Song List: Brother, Don’t Lose the Shout; Good News; In the Shelter Of His Hands; Heaven in Sight; Every Day With Jesus; You’d Better Have a Boat; There is an Eye; Beulah; This I Know; When Those Gates Open Wide; I’m In That Crowd.
* * *
The summary on the back of this DVD describes it as “the first Live DVD ever recorded on the high seas of a gospel concert!” That may indeed be true; at any rate, it is the first such Southern Gospel DVD I have heard of. This project, Tribute Quartet’s first DVD, was recorded on Templeton Tours’ 2008 Jubilee at Sea to the Bahamas cruise.
The concert was filmed in the Astoria Lounge of the MS Celebration. Probably largely due to this setting, the lighting is quite dark. (A half-point was deducted from the rating due to the lighting.) Other than the lighting, the camera work is solid. Neither the camera work nor the editing dazzle the viewer with special effects (like, for example, on a Signature Sound video), but it serves its purpose well—it fades in the background and does not distract from the concert.
The original lineup of Tribute Quartet was Gary Casto singing lead (and managing the group), Josh Singletary singing baritone and playing piano, Dennis Dugger singing bass, and Jacob Kitson singing tenor. This lineup recorded the group’s debut and sophmore CDs (their only two released to date); this DVD was their final project together before Jacob Kitson left to join Greater Vision. (He has since been replaced by Brian Alvey.)
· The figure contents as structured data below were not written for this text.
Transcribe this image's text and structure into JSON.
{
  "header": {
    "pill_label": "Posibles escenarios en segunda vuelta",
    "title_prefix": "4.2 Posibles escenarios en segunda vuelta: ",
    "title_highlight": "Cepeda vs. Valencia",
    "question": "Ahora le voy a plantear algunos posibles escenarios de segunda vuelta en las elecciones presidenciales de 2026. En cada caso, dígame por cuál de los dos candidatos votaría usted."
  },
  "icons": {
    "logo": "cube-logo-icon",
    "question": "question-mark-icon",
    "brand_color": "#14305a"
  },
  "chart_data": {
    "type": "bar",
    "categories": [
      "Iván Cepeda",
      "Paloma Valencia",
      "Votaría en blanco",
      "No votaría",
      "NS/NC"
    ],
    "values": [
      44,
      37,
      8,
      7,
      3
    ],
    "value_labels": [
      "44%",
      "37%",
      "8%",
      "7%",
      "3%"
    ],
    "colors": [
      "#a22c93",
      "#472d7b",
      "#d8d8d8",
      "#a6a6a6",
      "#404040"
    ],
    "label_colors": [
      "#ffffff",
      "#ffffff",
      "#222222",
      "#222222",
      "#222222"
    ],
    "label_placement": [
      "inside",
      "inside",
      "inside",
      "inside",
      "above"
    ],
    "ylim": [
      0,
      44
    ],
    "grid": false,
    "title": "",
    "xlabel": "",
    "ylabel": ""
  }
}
The program is a mix of ten new songs (from their first two recordings) and a piano solo (“Every Day With Jesus”) from Josh Singletary. There is a good mixture of convention-style songs, ballads, and even a novelty number or two (most particularly “There is an Eye,” sung by Josh Singletary, which Casto introduced as being in a Frank Sinatra style.)
The front cover notes: “Featuring Extended Bonus Footage.” The extras—footage of the ship and scenery, and of the four members playing in the water and taking in the sights—actually form a large part of giving the film a Caribbean feel. The main program could just as easily have been filmed in a moderately dark hotel banquet room somewhere and achieved the same results, but the extras help accentuate the uniqueness of the setting.